A cool melon soup is an obvious choice. The cucumber tempers the sweetness of the melon, to which a bit of salty cheese is a fine counterpoint. Yogurt or kefir adds body and depth, while almonds add crunchy texture. Freshly ground pepper and basil olive oil provide spicy, grassy, anisey notes that pull it all together. Serve the soup with some bread and cheese, and perhaps a garden salad. Just be sure to buy green-fleshed melon so that your dinner doesn’t end up resembling primordial soup.

melon cucumber soup

Seriously, it tastes better than it looks!

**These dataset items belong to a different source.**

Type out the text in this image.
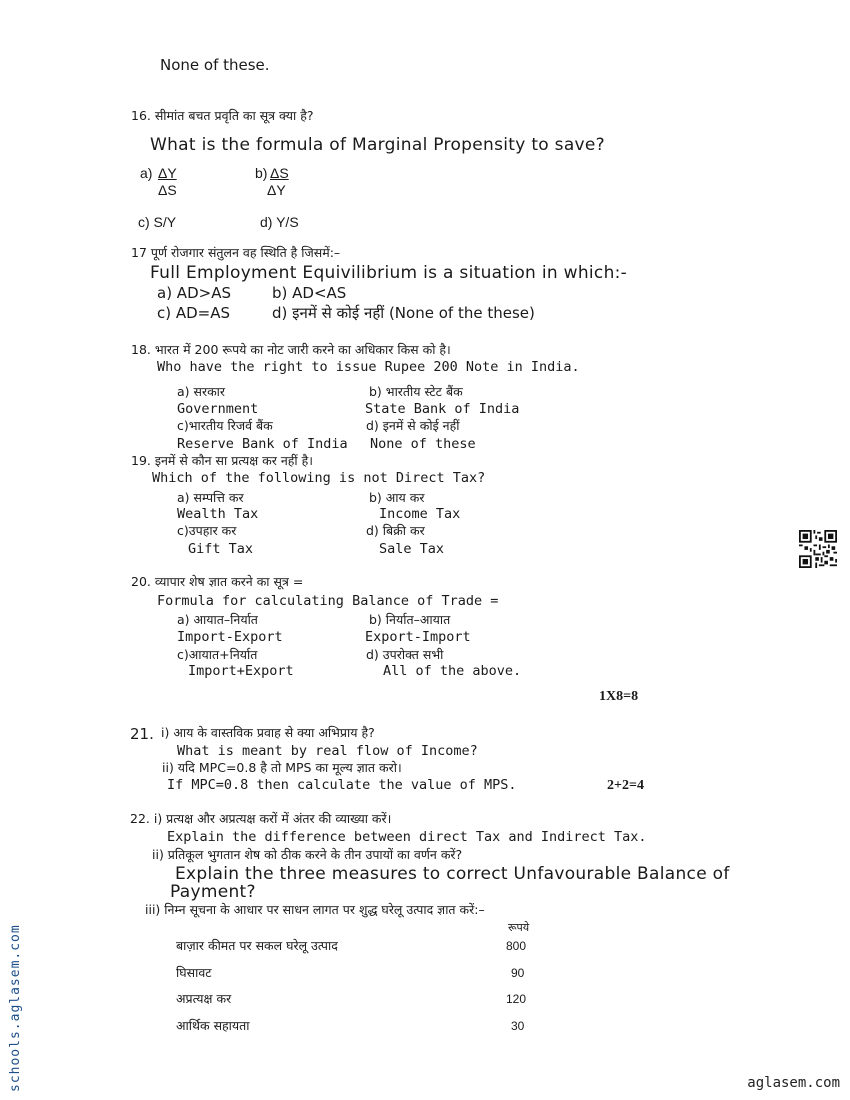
None of these.
16. सीमांत बचत प्रवृति का सूत्र क्या है?
What is the formula of Marginal Propensity to save?
a) ΔY
ΔS
b) ΔS
ΔY
c) S/Y	d) Y/S
17 पूर्ण रोजगार संतुलन वह स्थिति है जिसमें:–
Full Employment Equivilibrium is a situation in which:-
a) AD>AS	b) AD<AS
c) AD=AS	d) इनमें से कोई नहीं (None of the these)
18. भारत में 200 रूपये का नोट जारी करने का अधिकार किस को है।
Who have the right to issue Rupee 200 Note in India.
a) सरकार
Government
b) भारतीय स्टेट बैंक
State Bank of India
c)भारतीय रिजर्व बैंक
Reserve Bank of India
d) इनमें से कोई नहीं
None of these
19. इनमें से कौन सा प्रत्यक्ष कर नहीं है।
Which of the following is not Direct Tax?
a) सम्पत्ति कर
Wealth Tax
b) आय कर
Income Tax
c)उपहार कर
Gift Tax
d) बिक्री कर
Sale Tax
20. व्यापार शेष ज्ञात करने का सूत्र =
Formula for calculating Balance of Trade =
a) आयात–निर्यात
Import-Export
b) निर्यात–आयात
Export-Import
c)आयात+निर्यात
Import+Export
d) उपरोक्त सभी
All of the above.
1X8=8
21. i) आय के वास्तविक प्रवाह से क्या अभिप्राय है?
What is meant by real flow of Income?
ii) यदि MPC=0.8 है तो MPS का मूल्य ज्ञात करो।
If MPC=0.8 then calculate the value of MPS.	2+2=4
22. i) प्रत्यक्ष और अप्रत्यक्ष करों में अंतर की व्याख्या करें।
Explain the difference between direct Tax and Indirect Tax.
ii) प्रतिकूल भुगतान शेष को ठीक करने के तीन उपायों का वर्णन करें?
Explain the three measures to correct Unfavourable Balance of
Payment?
iii) निम्न सूचना के आधार पर साधन लागत पर शुद्ध घरेलू उत्पाद ज्ञात करें:–
रूपये
बाज़ार कीमत पर सकल घरेलू उत्पाद	800
घिसावट	90
अप्रत्यक्ष कर	120
आर्थिक सहायता	30
schools.aglasem.com	aglasem.com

melon cucumber soup with yogurt and basil olive oil

1 medium melon, halved and seeded (I used cantalope, but honeydew is fine too)
1 small cucumber or about a 6 inch chunk of English hothouse cucumber
1 handful basil leaves
olive oil
kefir or yogurt
aged myzithra cheese or ricotta salata
salt and pepper to taste
raw or toasted almonds

  • Scoop out the melon flesh, cut the cucumber into large chunks and place in a blender.
  • Pulverize the melon and cucumber until liquid. Pour into bowls.
  • Using a blender, food processor, or stick blender, pulverize the basil with the olive oil.
  • Pour some kefir into each bowl of soup, about a quarter cup, or more if you like. If using yogurt, whip the yogurt until smooth and then add it to the soup.
  • Crumble some myzithra cheese into each bowl, and season with freshly ground pepper. Drizzle the basil oil on top.
  • Taste and correct seasoning. You probably won’t need much salt since the myzithra cheese is plenty salty. Garnish with raw or toasted almonds.